The heart of the book dwells on the tender romance between Henry and Keiko. Similar to many other stories that have reached a greater height of poignancy because of the History surrounding it,  the tragedy of war makes the story more special. Jamie Ford has very realistically brought out Henry’s personality. As American as he is in terms of his progressive attitudes, he is a devout Chinese when it comes to his conventional grounding on duties and moral responsibilities. It is a spitting portrayal of most second generation immigrants, especially of Asians.

Although I found some parts of the story to be a bit saccharine, I appreciated the overall pragmatism of the story. That’s how life is. But the pragmatism was balanced with the right amounts of sentimentality. And it always warms my heart to read about bonds that last despite the ravages of time and memories. Ford also depicts how distant most civilians are from wars and political turmoil. People are often put into buckets because of their race, and not for who they really are.
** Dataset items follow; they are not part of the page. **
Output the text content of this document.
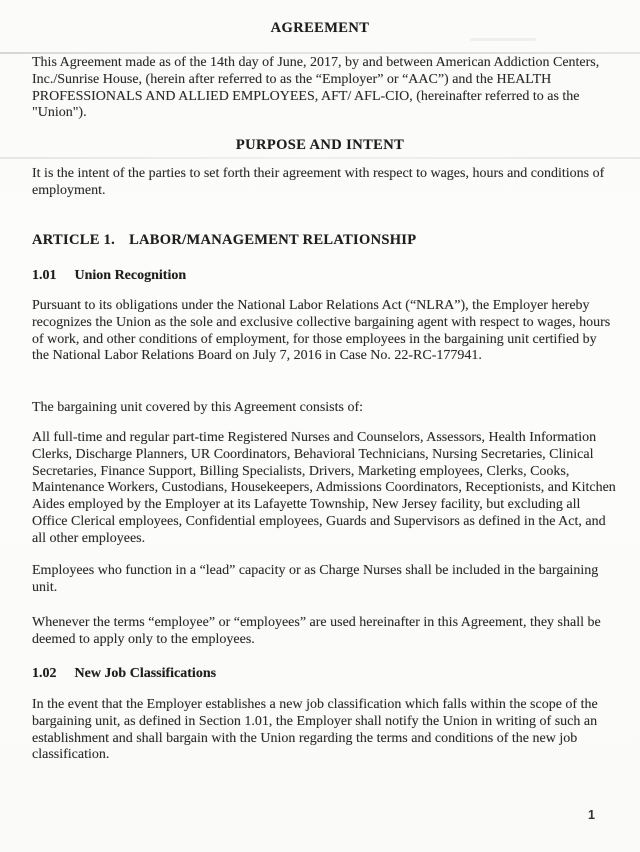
AGREEMENT

This Agreement made as of the 14th day of June, 2017, by and between American Addiction Centers, Inc./Sunrise House, (herein after referred to as the “Employer” or “AAC”) and the HEALTH PROFESSIONALS AND ALLIED EMPLOYEES, AFT/ AFL-CIO, (hereinafter referred to as the "Union").

PURPOSE AND INTENT

It is the intent of the parties to set forth their agreement with respect to wages, hours and conditions of employment.

ARTICLE 1. LABOR/MANAGEMENT RELATIONSHIP
1.01 Union Recognition

Pursuant to its obligations under the National Labor Relations Act (“NLRA”), the Employer hereby recognizes the Union as the sole and exclusive collective bargaining agent with respect to wages, hours of work, and other conditions of employment, for those employees in the bargaining unit certified by the National Labor Relations Board on July 7, 2016 in Case No. 22-RC-177941.

The bargaining unit covered by this Agreement consists of:

All full-time and regular part-time Registered Nurses and Counselors, Assessors, Health Information Clerks, Discharge Planners, UR Coordinators, Behavioral Technicians, Nursing Secretaries, Clinical Secretaries, Finance Support, Billing Specialists, Drivers, Marketing employees, Clerks, Cooks, Maintenance Workers, Custodians, Housekeepers, Admissions Coordinators, Receptionists, and Kitchen Aides employed by the Employer at its Lafayette Township, New Jersey facility, but excluding all Office Clerical employees, Confidential employees, Guards and Supervisors as defined in the Act, and all other employees.

Employees who function in a “lead” capacity or as Charge Nurses shall be included in the bargaining unit.

Whenever the terms “employee” or “employees” are used hereinafter in this Agreement, they shall be deemed to apply only to the employees.

1.02 New Job Classifications

In the event that the Employer establishes a new job classification which falls within the scope of the bargaining unit, as defined in Section 1.01, the Employer shall notify the Union in writing of such an establishment and shall bargain with the Union regarding the terms and conditions of the new job classification.

1
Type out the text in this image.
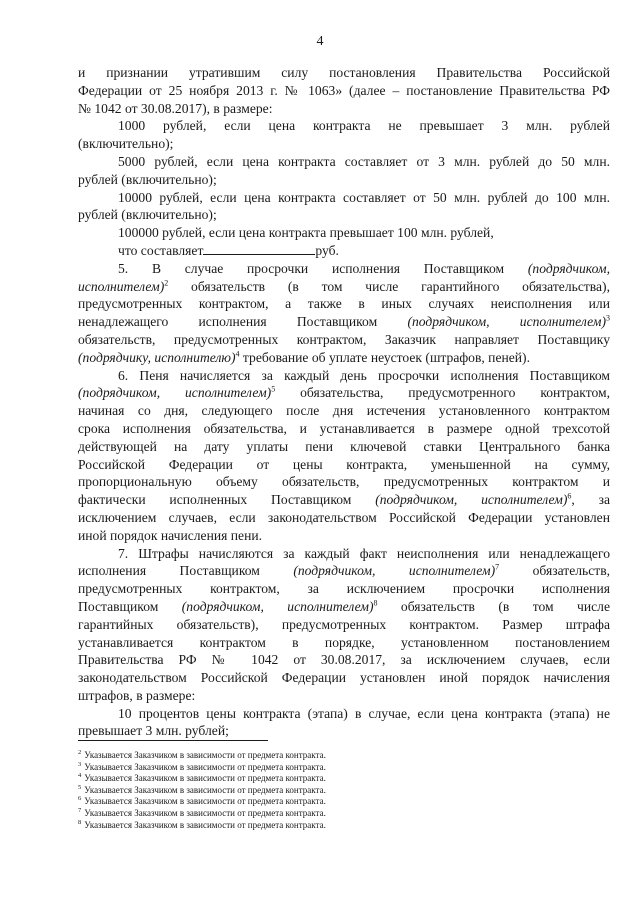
4

и признании утратившим силу постановления Правительства Российской
Федерации от 25 ноября 2013 г. № 1063» (далее – постановление Правительства РФ
№ 1042 от 30.08.2017), в размере:

1000 рублей, если цена контракта не превышает 3 млн. рублей
(включительно);

5000 рублей, если цена контракта составляет от 3 млн. рублей до 50 млн.
рублей (включительно);

10000 рублей, если цена контракта составляет от 50 млн. рублей до 100 млн.
рублей (включительно);

100000 рублей, если цена контракта превышает 100 млн. рублей,
что составляет	руб.

5. В случае просрочки исполнения Поставщиком (подрядчиком,
исполнителем)$^2$ обязательств (в том числе гарантийного обязательства),
предусмотренных контрактом, а также в иных случаях неисполнения или
ненадлежащего исполнения Поставщиком (подрядчиком, исполнителем)$^3$
обязательств, предусмотренных контрактом, Заказчик направляет Поставщику
(подрядчику, исполнителю)$^4$ требование об уплате неустоек (штрафов, пеней).

6. Пеня начисляется за каждый день просрочки исполнения Поставщиком
(подрядчиком, исполнителем)$^5$ обязательства, предусмотренного контрактом,
начиная со дня, следующего после дня истечения установленного контрактом
срока исполнения обязательства, и устанавливается в размере одной трехсотой
действующей на дату уплаты пени ключевой ставки Центрального банка
Российской Федерации от цены контракта, уменьшенной на сумму,
пропорциональную объему обязательств, предусмотренных контрактом и
фактически исполненных Поставщиком (подрядчиком, исполнителем)$^6$, за
исключением случаев, если законодательством Российской Федерации установлен
иной порядок начисления пени.

7. Штрафы начисляются за каждый факт неисполнения или ненадлежащего
исполнения Поставщиком (подрядчиком, исполнителем)$^7$ обязательств,
предусмотренных контрактом, за исключением просрочки исполнения
Поставщиком (подрядчиком, исполнителем)$^8$ обязательств (в том числе
гарантийных обязательств), предусмотренных контрактом. Размер штрафа
устанавливается контрактом в порядке, установленном постановлением
Правительства РФ № 1042 от 30.08.2017, за исключением случаев, если
законодательством Российской Федерации установлен иной порядок начисления
штрафов, в размере:

10 процентов цены контракта (этапа) в случае, если цена контракта (этапа) не
превышает 3 млн. рублей;

$^2$ Указывается Заказчиком в зависимости от предмета контракта.
$^3$ Указывается Заказчиком в зависимости от предмета контракта.
$^4$ Указывается Заказчиком в зависимости от предмета контракта.
$^5$ Указывается Заказчиком в зависимости от предмета контракта.
$^6$ Указывается Заказчиком в зависимости от предмета контракта.
$^7$ Указывается Заказчиком в зависимости от предмета контракта.
$^8$ Указывается Заказчиком в зависимости от предмета контракта.
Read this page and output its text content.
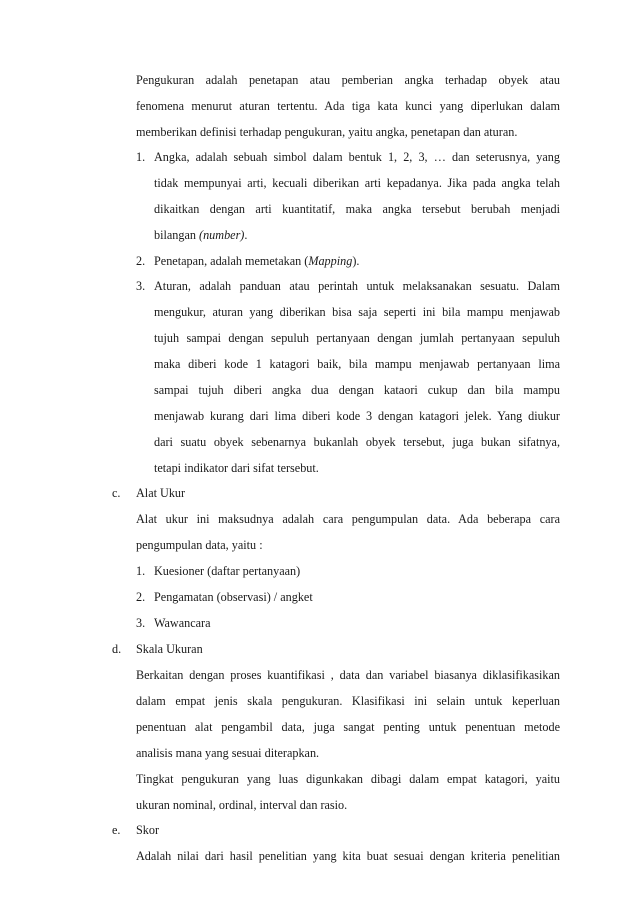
Pengukuran adalah penetapan atau pemberian angka terhadap obyek atau
fenomena menurut aturan tertentu. Ada tiga kata kunci yang diperlukan dalam
memberikan definisi terhadap pengukuran, yaitu angka, penetapan dan aturan.
1. Angka, adalah sebuah simbol dalam bentuk 1, 2, 3, … dan seterusnya, yang
tidak mempunyai arti, kecuali diberikan arti kepadanya. Jika pada angka telah
dikaitkan dengan arti kuantitatif, maka angka tersebut berubah menjadi
bilangan (number).
2. Penetapan, adalah memetakan (Mapping).
3. Aturan, adalah panduan atau perintah untuk melaksanakan sesuatu. Dalam
mengukur, aturan yang diberikan bisa saja seperti ini bila mampu menjawab
tujuh sampai dengan sepuluh pertanyaan dengan jumlah pertanyaan sepuluh
maka diberi kode 1 katagori baik, bila mampu menjawab pertanyaan lima
sampai tujuh diberi angka dua dengan kataori cukup dan bila mampu
menjawab kurang dari lima diberi kode 3 dengan katagori jelek. Yang diukur
dari suatu obyek sebenarnya bukanlah obyek tersebut, juga bukan sifatnya,
tetapi indikator dari sifat tersebut.
c. Alat Ukur
Alat ukur ini maksudnya adalah cara pengumpulan data. Ada beberapa cara
pengumpulan data, yaitu :
1. Kuesioner (daftar pertanyaan)
2. Pengamatan (observasi) / angket
3. Wawancara
d. Skala Ukuran
Berkaitan dengan proses kuantifikasi , data dan variabel biasanya diklasifikasikan
dalam empat jenis skala pengukuran. Klasifikasi ini selain untuk keperluan
penentuan alat pengambil data, juga sangat penting untuk penentuan metode
analisis mana yang sesuai diterapkan.
Tingkat pengukuran yang luas digunkakan dibagi dalam empat katagori, yaitu
ukuran nominal, ordinal, interval dan rasio.
e. Skor
Adalah nilai dari hasil penelitian yang kita buat sesuai dengan kriteria penelitian
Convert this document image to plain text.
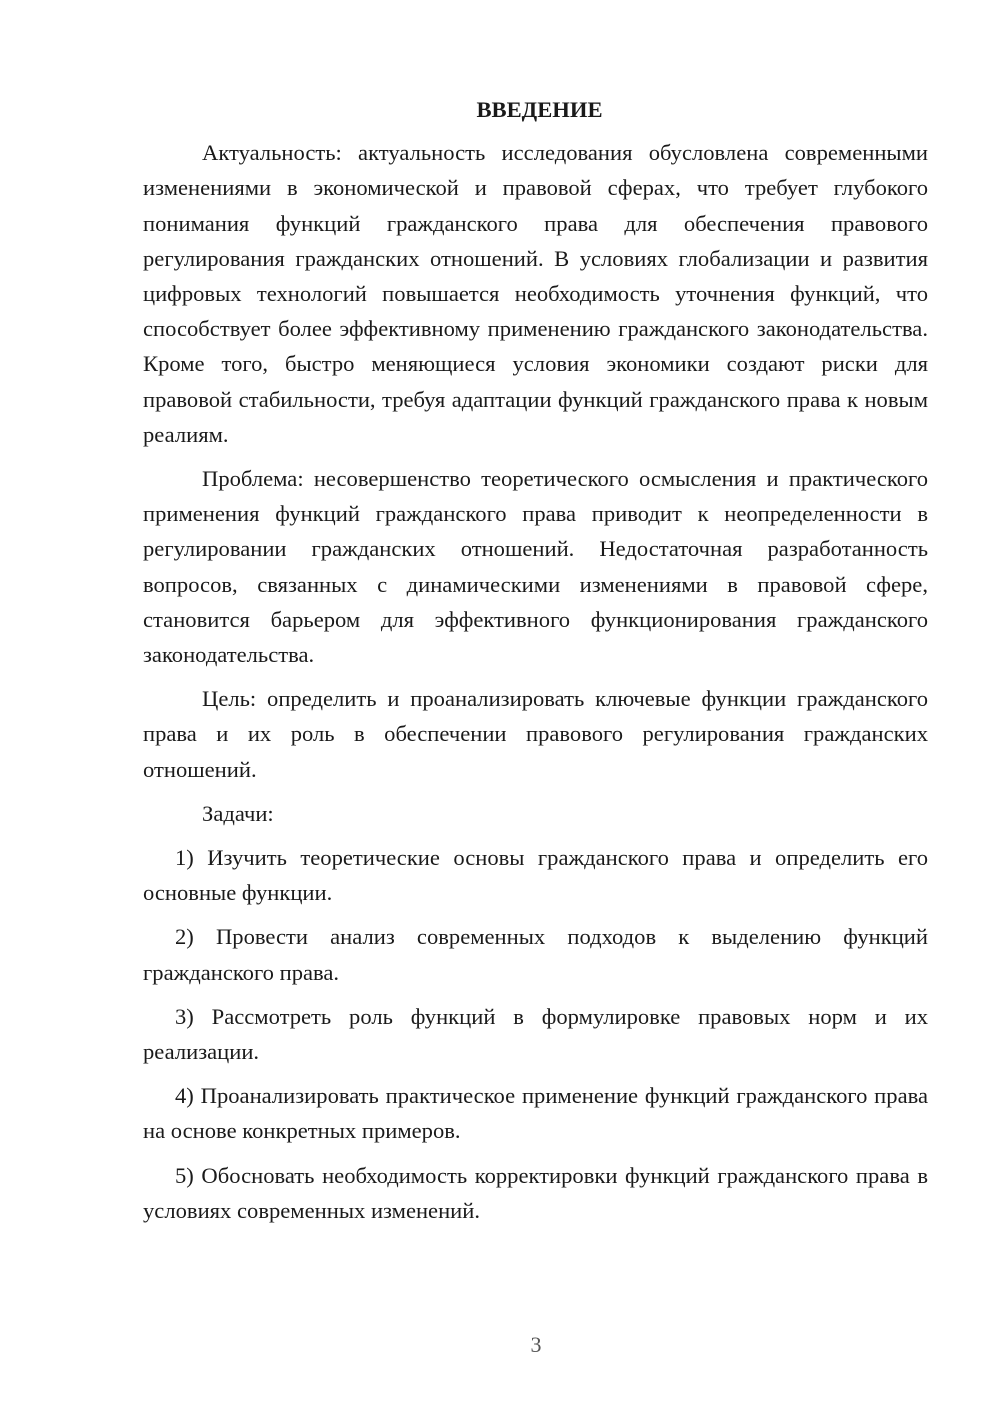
ВВЕДЕНИЕ

Актуальность: актуальность исследования обусловлена современными изменениями в экономической и правовой сферах, что требует глубокого понимания функций гражданского права для обеспечения правового регулирования гражданских отношений. В условиях глобализации и развития цифровых технологий повышается необходимость уточнения функций, что способствует более эффективному применению гражданского законодательства. Кроме того, быстро меняющиеся условия экономики создают риски для правовой стабильности, требуя адаптации функций гражданского права к новым реалиям.

Проблема: несовершенство теоретического осмысления и практического применения функций гражданского права приводит к неопределенности в регулировании гражданских отношений. Недостаточная разработанность вопросов, связанных с динамическими изменениями в правовой сфере, становится барьером для эффективного функционирования гражданского законодательства.

Цель: определить и проанализировать ключевые функции гражданского права и их роль в обеспечении правового регулирования гражданских отношений.

Задачи:

1) Изучить теоретические основы гражданского права и определить его основные функции.

2) Провести анализ современных подходов к выделению функций гражданского права.

3) Рассмотреть роль функций в формулировке правовых норм и их реализации.

4) Проанализировать практическое применение функций гражданского права на основе конкретных примеров.

5) Обосновать необходимость корректировки функций гражданского права в условиях современных изменений.

3
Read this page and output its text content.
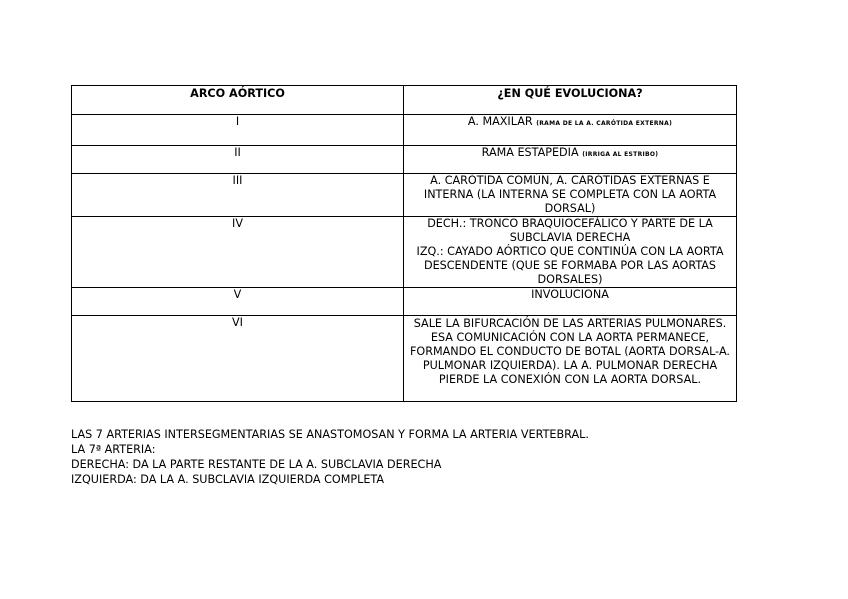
ARCO AÓRTICO	¿EN QUÉ EVOLUCIONA?
I	A. MAXILAR (RAMA DE LA A. CARÓTIDA EXTERNA)
II	RAMA ESTAPEDIA (IRRIGA AL ESTRIBO)
III	A. CARÓTIDA COMÚN, A. CARÓTIDAS EXTERNAS E INTERNA (LA INTERNA SE COMPLETA CON LA AORTA DORSAL)
IV	DECH.: TRONCO BRAQUIOCEFÁLICO Y PARTE DE LA SUBCLAVIA DERECHA
IZQ.: CAYADO AÓRTICO QUE CONTINÚA CON LA AORTA DESCENDENTE (QUE SE FORMABA POR LAS AORTAS DORSALES)

V	INVOLUCIONA
VI	SALE LA BIFURCACIÓN DE LAS ARTERIAS PULMONARES. ESA COMUNICACIÓN CON LA AORTA PERMANECE, FORMANDO EL CONDUCTO DE BOTAL (AORTA DORSAL-A. PULMONAR IZQUIERDA). LA A. PULMONAR DERECHA PIERDE LA CONEXIÓN CON LA AORTA DORSAL.
LAS 7 ARTERIAS INTERSEGMENTARIAS SE ANASTOMOSAN Y FORMA LA ARTERIA VERTEBRAL.
LA 7ª ARTERIA:
DERECHA: DA LA PARTE RESTANTE DE LA A. SUBCLAVIA DERECHA
IZQUIERDA: DA LA A. SUBCLAVIA IZQUIERDA COMPLETA
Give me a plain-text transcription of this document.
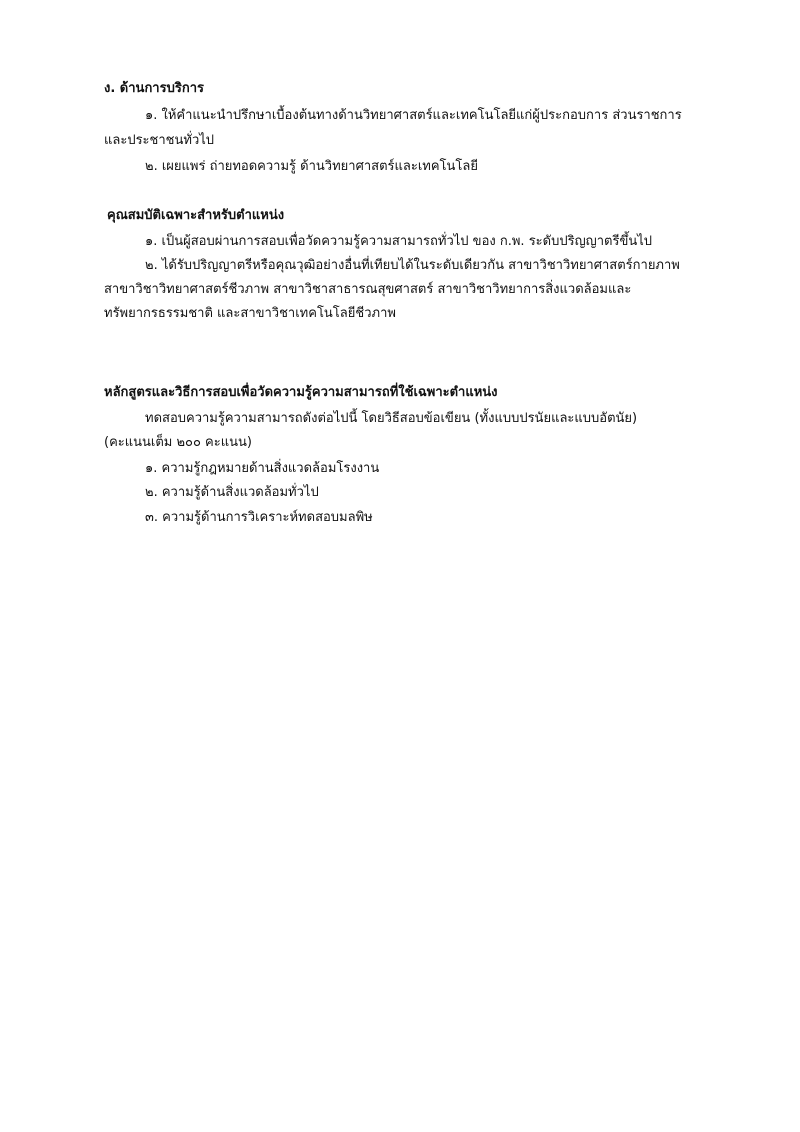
ง. ด้านการบริการ
๑. ให้คำแนะนำปรึกษาเบื้องต้นทางด้านวิทยาศาสตร์และเทคโนโลยีแก่ผู้ประกอบการ ส่วนราชการ
และประชาชนทั่วไป
๒. เผยแพร่ ถ่ายทอดความรู้ ด้านวิทยาศาสตร์และเทคโนโลยี
คุณสมบัติเฉพาะสำหรับตำแหน่ง
๑. เป็นผู้สอบผ่านการสอบเพื่อวัดความรู้ความสามารถทั่วไป ของ ก.พ. ระดับปริญญาตรีขึ้นไป
๒. ได้รับปริญญาตรีหรือคุณวุฒิอย่างอื่นที่เทียบได้ในระดับเดียวกัน สาขาวิชาวิทยาศาสตร์กายภาพ
สาขาวิชาวิทยาศาสตร์ชีวภาพ สาขาวิชาสาธารณสุขศาสตร์ สาขาวิชาวิทยาการสิ่งแวดล้อมและ
ทรัพยากรธรรมชาติ และสาขาวิชาเทคโนโลยีชีวภาพ
หลักสูตรและวิธีการสอบเพื่อวัดความรู้ความสามารถที่ใช้เฉพาะตำแหน่ง
ทดสอบความรู้ความสามารถดังต่อไปนี้ โดยวิธีสอบข้อเขียน (ทั้งแบบปรนัยและแบบอัตนัย)
(คะแนนเต็ม ๒๐๐ คะแนน)
๑. ความรู้กฎหมายด้านสิ่งแวดล้อมโรงงาน
๒. ความรู้ด้านสิ่งแวดล้อมทั่วไป
๓. ความรู้ด้านการวิเคราะห์ทดสอบมลพิษ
It was stirring to read about the perplexed Japanese who were legal Americans with no ties to their country of origin, being forced to pay a hefty price for their ancestry.

Digested Thoughts: This is a very quiet, reflective read - reflective in terms of the History, and quiet in terms of the pace of the book, and the gentle romance. This is the kind of romance I like - old-fashioned and deep. Almost reminiscent of Pearl Buck’s The Hidden Flower, in terms of the feel of the book. The dewy and misty backdrop of Seattle adds to the tranquil, poignant feel!